Taseko Mines (TSX, LON: TKO) (NYSE: TGB) said on Monday it’s acquiring the remaining 12.5% interest in the Gibraltar mine, the second largest open-pit copper operation in Canada, from current holders Dowa Metals & Mining and Furukawa.
The move will boost the Canadian miner’s attributable copper production by 14% and increase cash flow as the company progresses with construction at the Florence copper project in Arizona, CEO Stuart McDonald said.
The definitive agreement will see Taseko pay C$117 million ($86.1m) over a period of ten years for the shares held by Dowa and Furukawa in Cariboo Copper Corp.
With the move, the Vancouver-based company will be the sole owner of Cariboo Copper Corp, effectively gaining a 100% interest in Gibraltar in south-central British Columbia.
It also gives it additional offtake rights as the Cariboo offtake contract comes back to Taseko, providing potential cost savings, McDonald said.
On top of the initial C$5 million ($3.7m) to be paid to Dowa and Furukawa (C$2.5 million each) after closing the deal, Taseko may be responsible for contingent payments depending on copper prices and Gibraltar’s cashflow, the company said.
“We have established a positive relationship with Dowa and Furukawa over the last 14 years,” McDonald noted. “Given that both groups are reducing their copper smelting businesses and are exiting their copper mining investments, we’ve been able to structure this exit from our long-term partnership in a mutually beneficial manner.”
The company posted its highest ever revenue of $525 million for 2023 earlier this month, thanks mainly to the contribution of Gibraltar mine.

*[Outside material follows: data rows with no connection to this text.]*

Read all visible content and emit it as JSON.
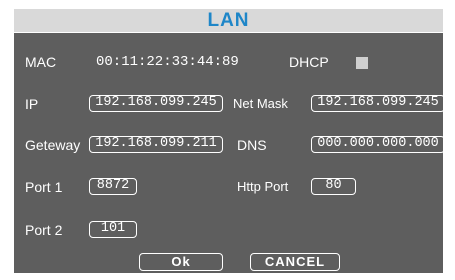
{
  "window": {
    "title": "LAN"
  },
  "mac": {
    "label": "MAC",
    "value": "00:11:22:33:44:89"
  },
  "dhcp": {
    "label": "DHCP",
    "checked": false
  },
  "ip": {
    "label": "IP",
    "value": "192.168.099.245"
  },
  "netmask": {
    "label": "Net Mask",
    "value": "192.168.099.245"
  },
  "gateway": {
    "label": "Geteway",
    "value": "192.168.099.211"
  },
  "dns": {
    "label": "DNS",
    "value": "000.000.000.000"
  },
  "port1": {
    "label": "Port 1",
    "value": "8872"
  },
  "http_port": {
    "label": "Http Port",
    "value": "80"
  },
  "port2": {
    "label": "Port 2",
    "value": "101"
  },
  "buttons": {
    "ok": "Ok",
    "cancel": "CANCEL"
  },
  "colors": {
    "title_text": "#1e86c8",
    "title_bg": "#d9d9d9",
    "panel_bg": "#5e5e5e",
    "field_border": "#ffffff",
    "checkbox": "#cfcfcf"
  }
}
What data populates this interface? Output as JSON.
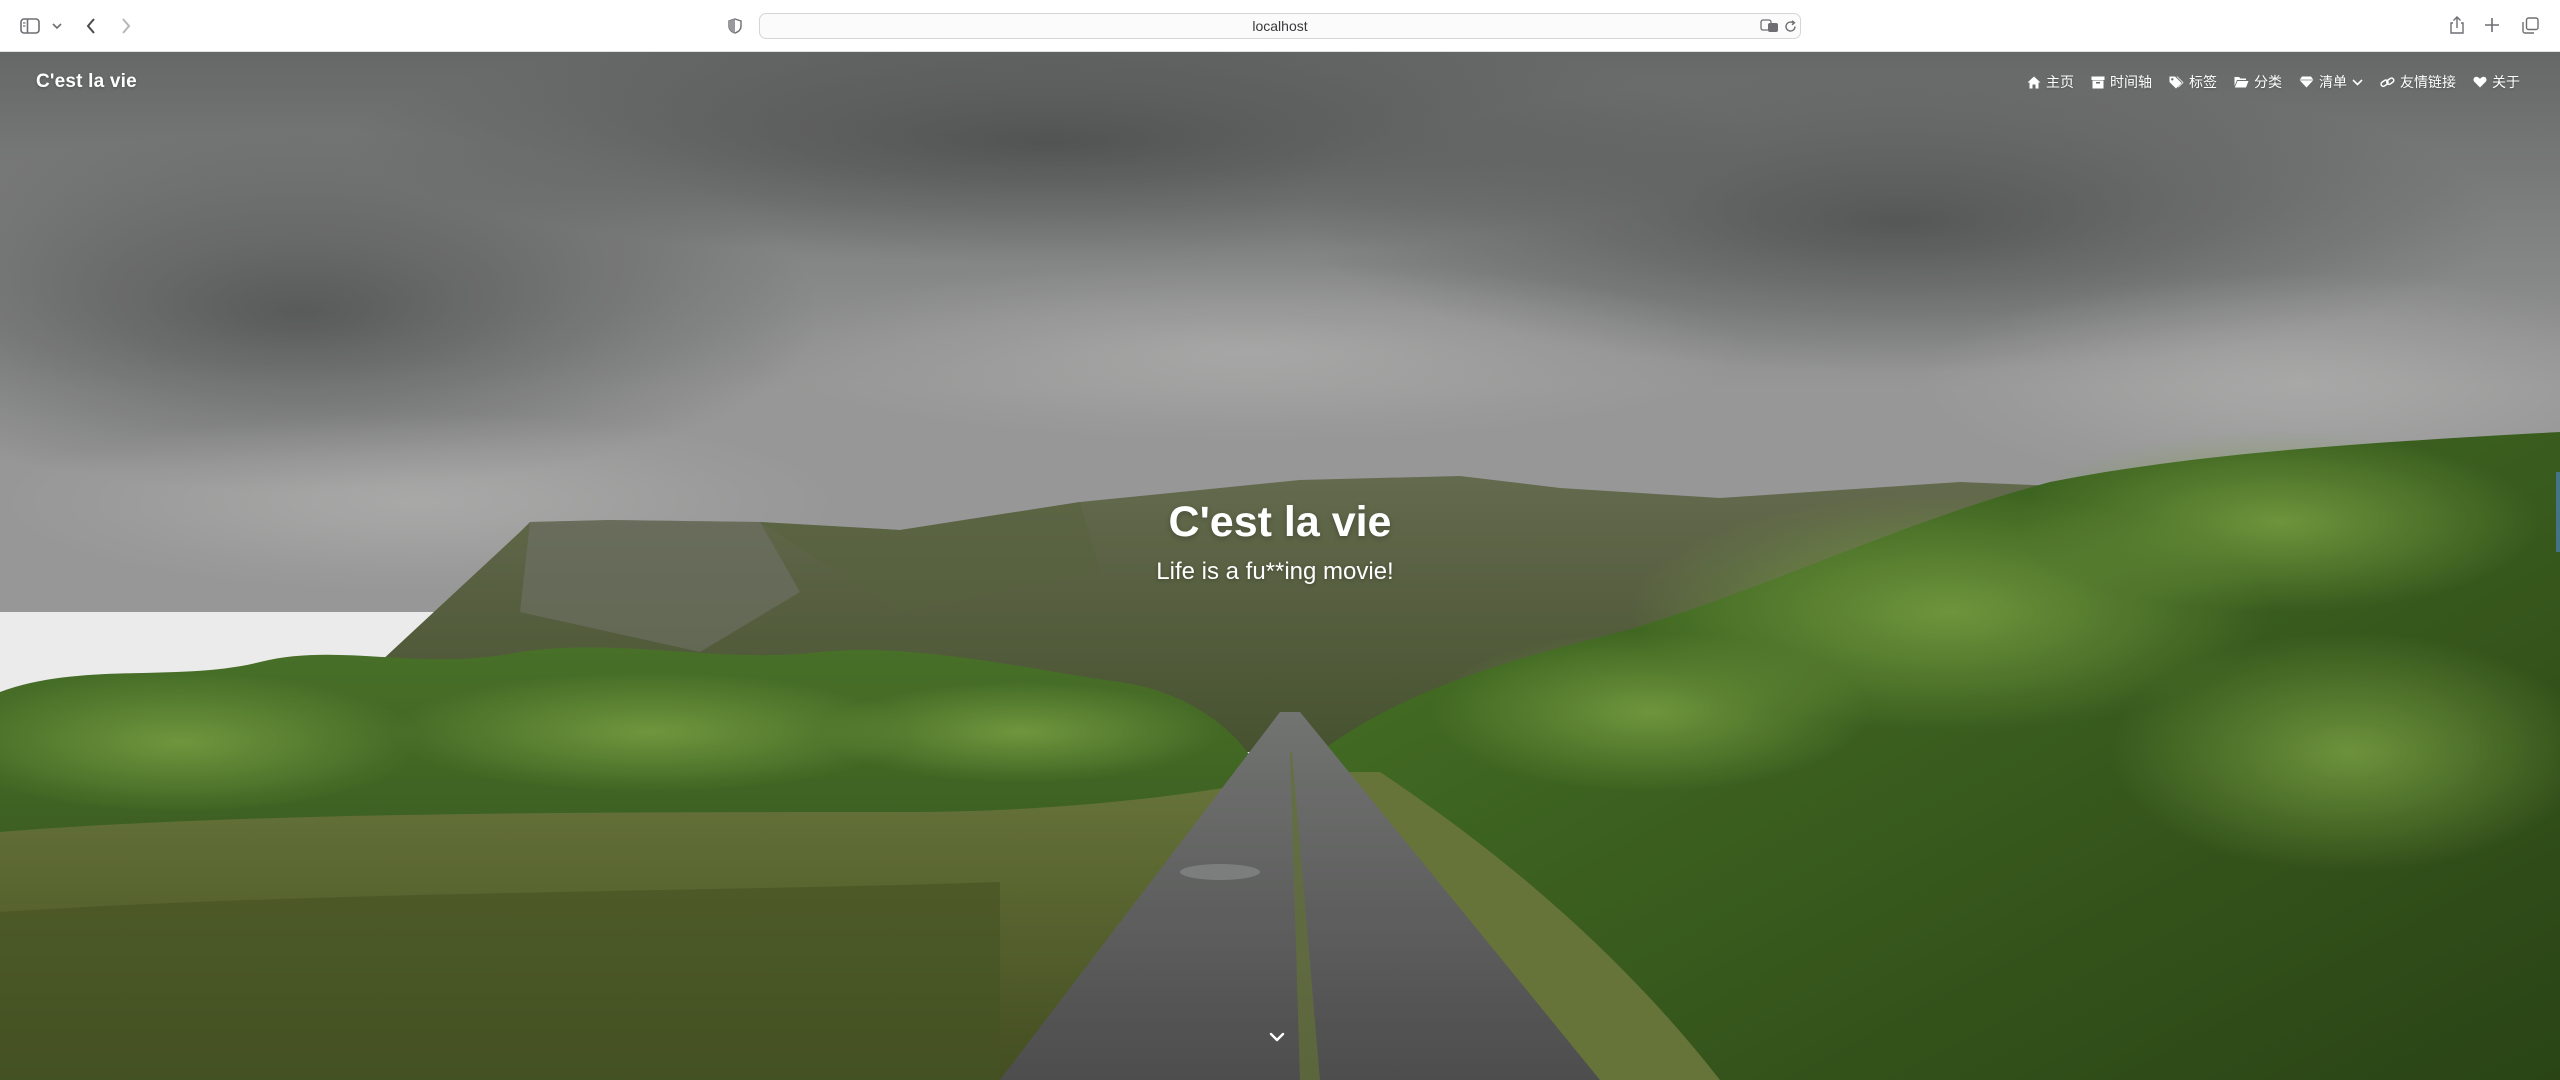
{
  "browser": {
    "url": "localhost",
    "icons": [
      "sidebar-icon",
      "chevron-down-icon",
      "back-icon",
      "forward-icon",
      "shield-icon",
      "translate-icon",
      "reload-icon",
      "share-icon",
      "new-tab-icon",
      "tabs-overview-icon"
    ]
  },
  "site": {
    "brand": "C'est la vie",
    "nav": [
      {
        "label": "主页",
        "icon": "home-icon"
      },
      {
        "label": "时间轴",
        "icon": "archive-icon"
      },
      {
        "label": "标签",
        "icon": "tags-icon"
      },
      {
        "label": "分类",
        "icon": "folder-icon"
      },
      {
        "label": "清单",
        "icon": "diamond-icon"
      },
      {
        "label": "友情链接",
        "icon": "link-icon"
      },
      {
        "label": "关于",
        "icon": "heart-icon"
      }
    ]
  },
  "hero": {
    "title": "C'est la vie",
    "subtitle": "Life is a fu**ing movie!",
    "scroll_icon": "chevron-down-icon"
  },
  "colors": {
    "text": "#ffffff",
    "sky": "#8f9090",
    "grass": "#4f7a2c",
    "road": "#6b6b6b"
  }
}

The revenue represented a 34% increase compared to 2022.
In 2023, the mine produced a total of 122.6 million pounds of copper, with an average copper recovery rate of 82.6% and head grade of 0.25%. This production was higher than the company’s original guidance and also 26% higher than in 2022.
Taseko is also close to beginning production at Florence, which is expected to happen in the fourth quarter of 2025.